Of course, not all 14 finalists will walk away with up to $1 million in funding this round—but that's not the point. Rather, the big takeaways here are how Bloomberg defines things like "community engagement" and what issues, if any, seem to be particularly resonant.

Broadly speaking, a handful of projects address the issue of social and cultural equity. Here are four examples:

  • Austin's "Right to the City" proposes filling public parks in underserved communities with artwork to "shine a light on cultural equity."
  • Camden's "A New View" proposes transforming lots currently used for illegal dumping along major transportation highways into spaces with arts programming.
  • Holyoke’s "The Heart of Holyoke" proposes developing visual art, performances, and cultural programming that celebrates the cultural identities of Latinx neighborhoods surrounding the Massachusetts city’s main street.
  • Seattle’s "Growing Home" proposes a series of public art installations that celebrate the cultural identities of the city’s Africatown to spark conversation about gentrification.

The fact that these projects seek to provide more equitable access to the arts while addressing issues like gentrification should come as no surprise to those attuned to the current state of arts philanthropy.

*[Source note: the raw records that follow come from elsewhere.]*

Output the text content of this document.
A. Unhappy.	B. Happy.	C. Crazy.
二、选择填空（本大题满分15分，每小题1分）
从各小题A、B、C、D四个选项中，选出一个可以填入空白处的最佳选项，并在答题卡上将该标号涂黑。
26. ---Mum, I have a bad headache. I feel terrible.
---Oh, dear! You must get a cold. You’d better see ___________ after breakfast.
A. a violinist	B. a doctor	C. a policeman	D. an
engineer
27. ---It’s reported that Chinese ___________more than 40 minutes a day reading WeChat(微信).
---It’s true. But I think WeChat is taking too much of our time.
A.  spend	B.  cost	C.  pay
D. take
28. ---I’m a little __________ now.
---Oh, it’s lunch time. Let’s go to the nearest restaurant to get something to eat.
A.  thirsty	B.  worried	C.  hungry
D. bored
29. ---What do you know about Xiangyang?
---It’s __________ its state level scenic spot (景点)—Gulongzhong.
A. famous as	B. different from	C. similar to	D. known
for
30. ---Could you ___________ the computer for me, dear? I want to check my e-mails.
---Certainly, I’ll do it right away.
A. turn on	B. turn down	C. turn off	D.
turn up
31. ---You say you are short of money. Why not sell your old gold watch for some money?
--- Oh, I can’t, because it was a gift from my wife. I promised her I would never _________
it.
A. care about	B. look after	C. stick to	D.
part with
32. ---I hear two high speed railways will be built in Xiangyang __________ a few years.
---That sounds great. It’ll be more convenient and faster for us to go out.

When the William R. Kenan, Jr. Charitable Trust launched a $6 million engagement initiative to bring the arts to historically disenfranchised neighborhoods in New York City, Assistant Executive Director Dorian Burton articulated a growing view across the arts funding community: 

Philanthropic efforts in the arts must make a fundamental shift from charitable gifts that exclude to justice-oriented giving that creates equitable access for all.

I addressed this issue within the context of Bloomberg Philanthropies' giving after it launched the second Public Art Challenge in February.

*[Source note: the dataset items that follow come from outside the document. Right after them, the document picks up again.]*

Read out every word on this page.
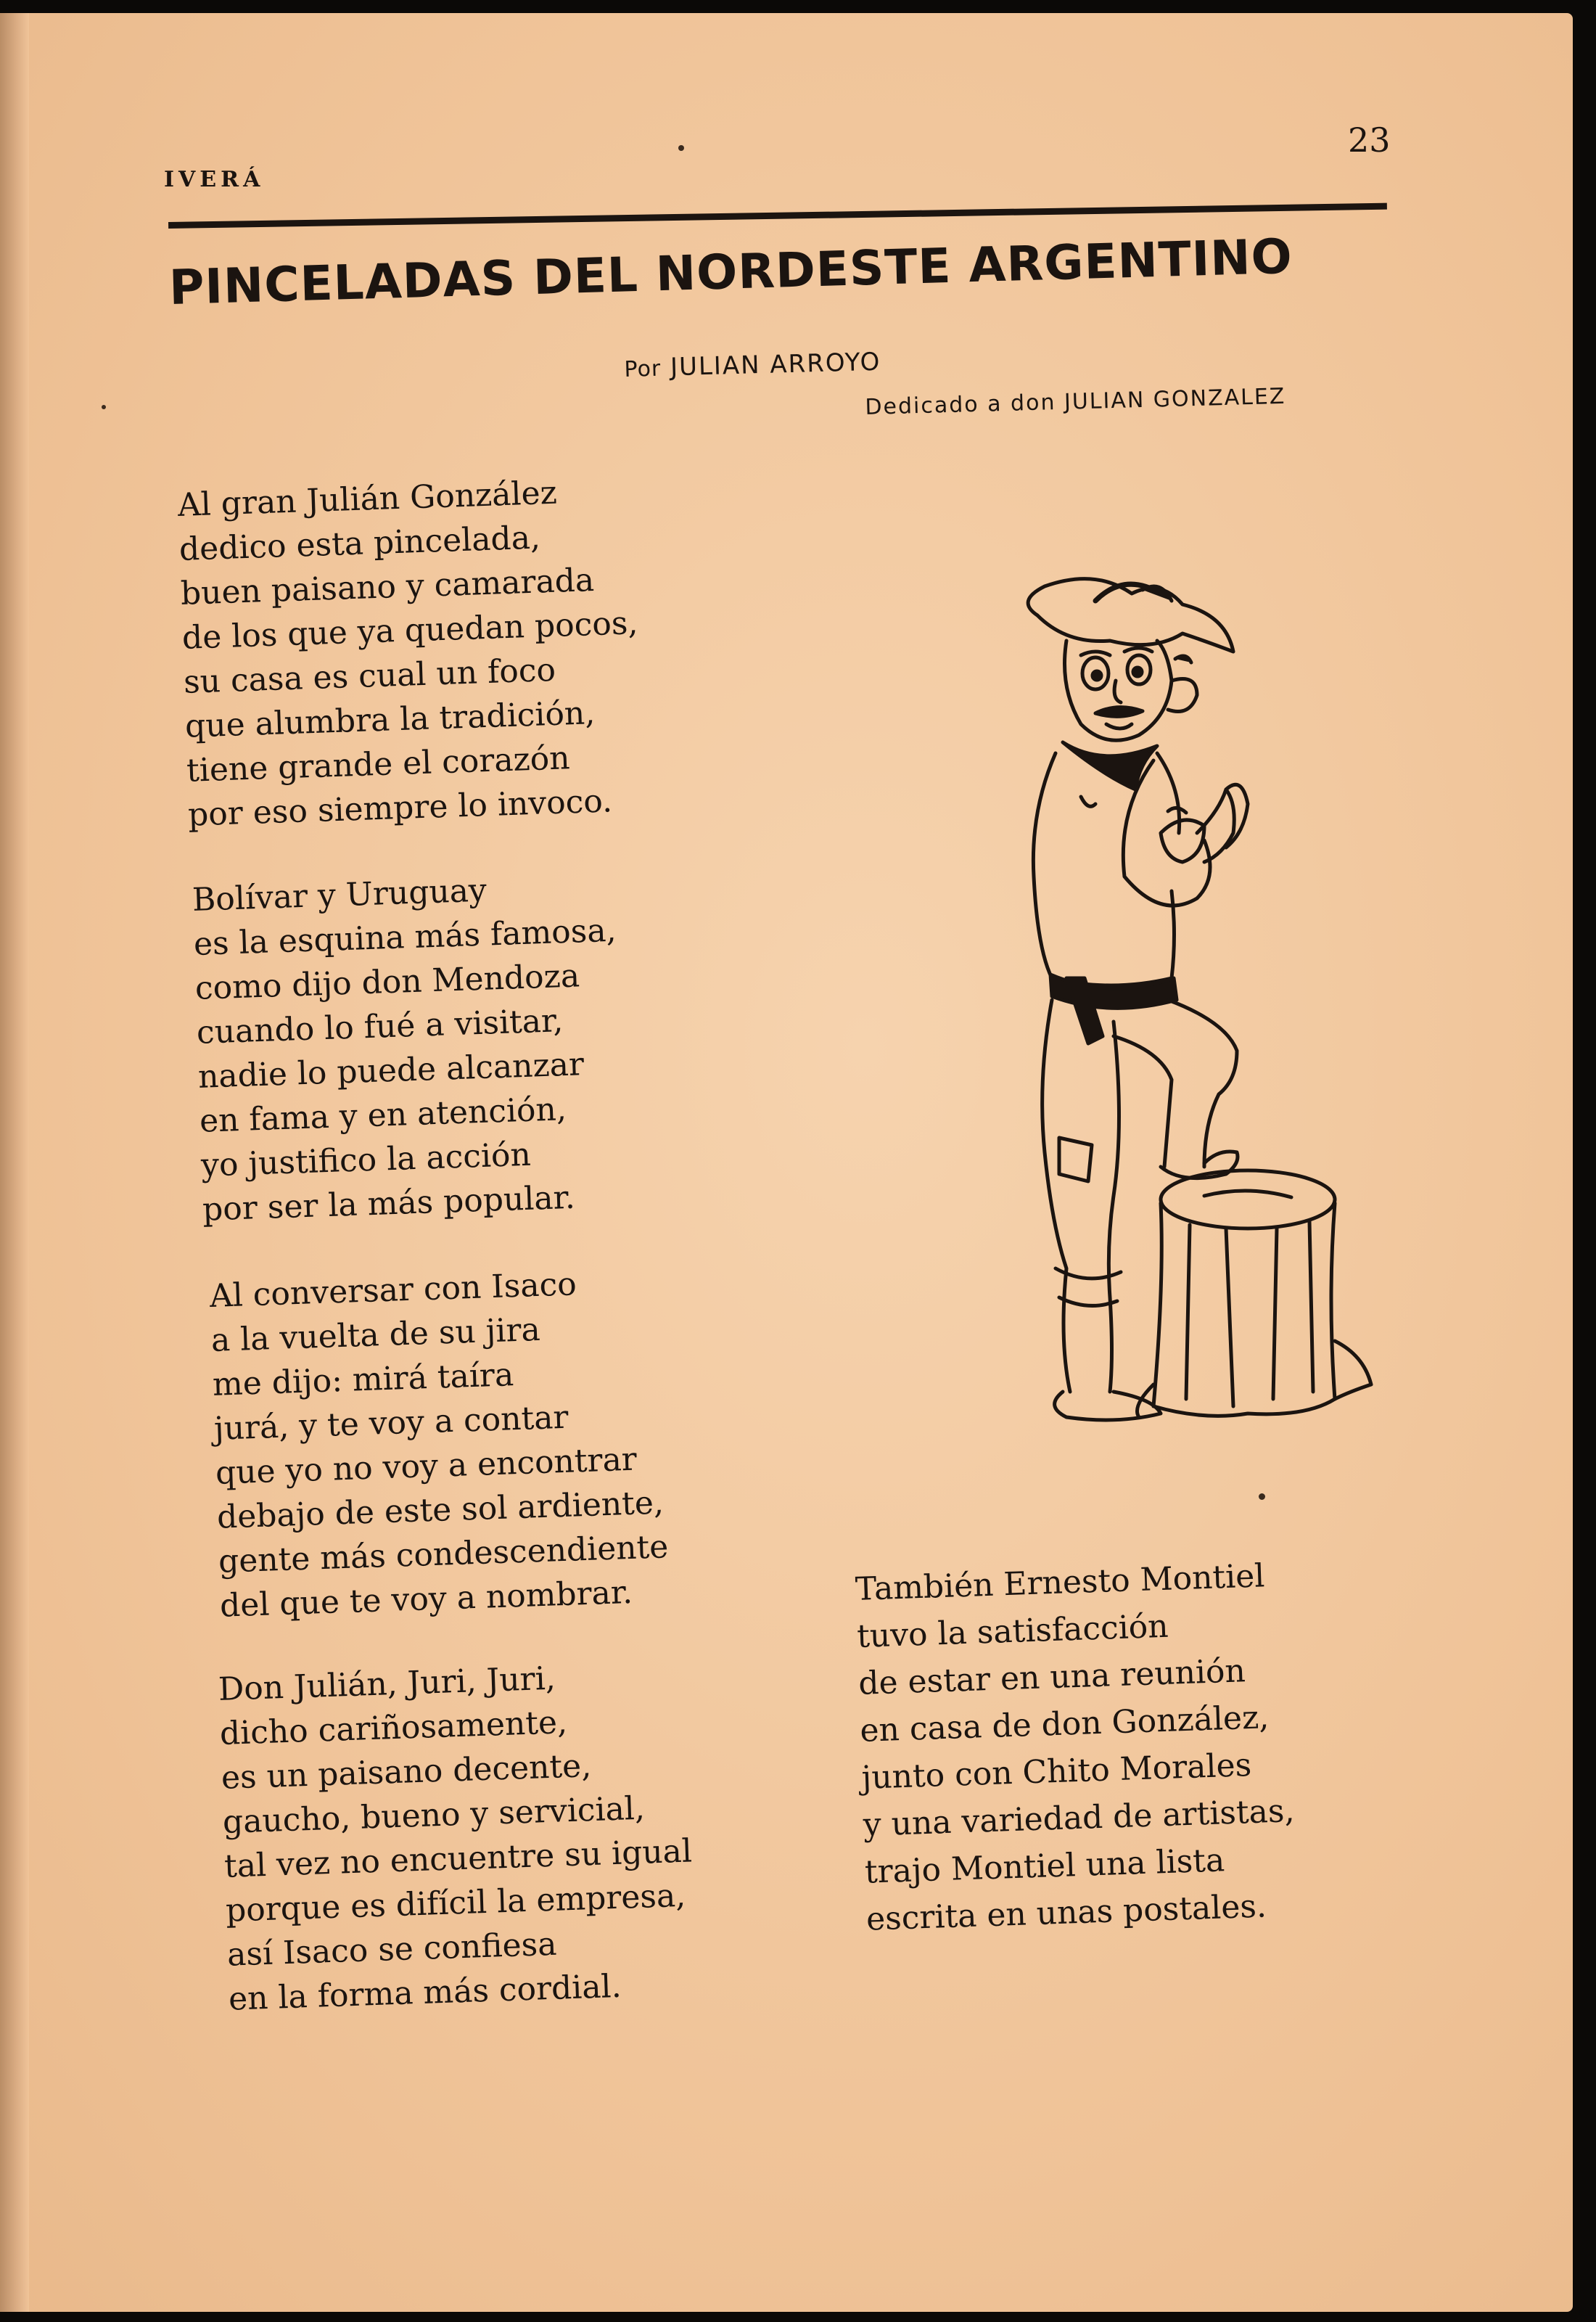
IVERÁ
23
PINCELADAS DEL NORDESTE ARGENTINO
Por JULIAN ARROYO
Dedicado a don JULIAN GONZALEZ

Al gran Julián González
dedico esta pincelada,
buen paisano y camarada
de los que ya quedan pocos,
su casa es cual un foco
que alumbra la tradición,
tiene grande el corazón
por eso siempre lo invoco.

Bolívar y Uruguay
es la esquina más famosa,
como dijo don Mendoza
cuando lo fué a visitar,
nadie lo puede alcanzar
en fama y en atención,
yo justifico la acción
por ser la más popular.

Al conversar con Isaco
a la vuelta de su jira
me dijo: mirá taíra
jurá, y te voy a contar
que yo no voy a encontrar
debajo de este sol ardiente,
gente más condescendiente
del que te voy a nombrar.

Don Julián, Juri, Juri,
dicho cariñosamente,
es un paisano decente,
gaucho, bueno y servicial,
tal vez no encuentre su igual
porque es difícil la empresa,
así Isaco se confiesa
en la forma más cordial.

También Ernesto Montiel
tuvo la satisfacción
de estar en una reunión
en casa de don González,
junto con Chito Morales
y una variedad de artistas,
trajo Montiel una lista
escrita en unas postales.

"Bloomberg's workmanlike approach is comparatively less 'political' than other activist art proponents that have recently linked initiatives to causes like immigrant rights (Ford) and criminal justice reform (the Robert Rauschenberg Foundation)," I wrote. "It will be interesting to see if the Bloomberg 2018 Public Art Challenge winners drift deeper into activist waters."

Ultimately, these finalists find Bloomberg successfully threading the needle by addressing social and cultural equity through the lens of local experience without embracing the charged red-meat activism of a Ford Foundation.

Meanwhile, two finalist projects address climate change, an issue that's near and dear to Michael Bloomberg. The first, Anchorage's "SEED Community," proposes a partnership with the Anchorage Museum to address climate change; the second, Miami's "Climate Sync Miami," explores the urgent issue of rising seas and its impact on Miami through a series of site-specific temporary public art interventions.

Projects also address issues specific to the city's unique history.

Santa Rosa's "Home" proposes an artist residency program to explore concepts of home and resiliency in the aftermath of the recent wildfire disaster, while St. Louis's "Facing Mill Creek Valley" proposes a public art exhibition to address the displacement of residents living in Mill Creek Valley, a predominantly African-American neighborhood razed in the 1950s and 1960s to make way for the construction of a freeway.

Bloomberg Philanthropies will select at least three winners from among these 14 finalists in the fall to execute their projects over a maximum of 24 months. Grants will cover project-related expenditures including development, execution and marketing, but will not fund 100 percent of the total project costs.

"This year’s applications reflect a diversity of creativity and exciting experimentation for the public to experience, and the willingness of civic leaders to embrace artists in addressing complex urban challenges," said Bloomberg's Levin.

"We are grateful to the cities that applied to this year’s Public Art Challenge, and look forward to learning more about our finalist projects."